A Visual Premises Unit (VPU) that receives an image as input, detects argumentative premises in the image, and determines visual premises; Commonsense Premises Unit (CPU) that determines a commonsense premise by extracting at least one background knowledge associated with the above-mentioned visual premise; and A visual argumentation reasoning device comprising a conclusion derivation unit that derives at least one intermediate conclusion based on the above common sense premise and the above visual premise, and derives a final conclusion through the logical connection between the at least one intermediate conclusion.
In paragraph 1, the above visual premise A visual argument inference device characterized by detecting an object in the above image and determining whether the detected object can be used as an argument premise to determine an argument premise object.
In paragraph 2, the above visual premise A visual argument inference device characterized by evaluating the possibility of the argument premise based on at least one of the shape, color, size, and texture features of the detected object.
In paragraph 3, the above visual premise A visual argument inference device characterized by evaluating the possibility of the argument premise based on an object placement relationship that considers the position of the detected object within the image.
In paragraph 2, the above visual premise A visual argument reasoning device characterized by evaluating the possibility of the argument premise based on whether the detected object contains text or a symbol.
In paragraph 2, the above visual premise A visual argument inference device characterized by determining the visual premise by performing semantic clustering through analysis of similarity between the objects of the argument premise.
In paragraph 1, the above common sense premise A visual argument reasoning device characterized by generating a text representation of the above visual premise and extracting candidate background knowledge by searching the text representation in a knowledge base.
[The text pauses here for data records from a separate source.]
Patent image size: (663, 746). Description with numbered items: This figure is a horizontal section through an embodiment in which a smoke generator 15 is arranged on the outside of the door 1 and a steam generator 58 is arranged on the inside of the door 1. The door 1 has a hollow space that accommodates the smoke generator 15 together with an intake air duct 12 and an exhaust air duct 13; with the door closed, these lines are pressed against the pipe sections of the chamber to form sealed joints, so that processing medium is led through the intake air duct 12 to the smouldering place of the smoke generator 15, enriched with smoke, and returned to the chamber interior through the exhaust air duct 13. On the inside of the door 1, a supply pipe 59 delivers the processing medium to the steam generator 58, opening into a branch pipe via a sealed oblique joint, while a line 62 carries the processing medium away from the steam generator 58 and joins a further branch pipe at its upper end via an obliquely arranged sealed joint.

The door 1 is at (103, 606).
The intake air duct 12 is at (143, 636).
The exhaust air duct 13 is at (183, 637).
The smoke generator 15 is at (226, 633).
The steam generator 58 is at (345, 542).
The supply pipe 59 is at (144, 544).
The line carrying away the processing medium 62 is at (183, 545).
In paragraph 7, the above common-sense premise A visual argument reasoning device characterized by determining at least one background knowledge by evaluating the logical validity of the candidate background knowledge regarding the above visual whole.
In paragraph 8, the above common-sense premise A visual argumentation reasoning device characterized by determining the common-sense premise by calculating the correlation of the visual whole for each of the above at least one background knowledge.
In paragraph 8, the above conclusion derivation part A visual argument reasoning device characterized by determining the logical order of at least one intermediate conclusion and integrating the at least one intermediate conclusion by performing selection and removal of the at least one intermediate conclusion in the process of determining the logical order.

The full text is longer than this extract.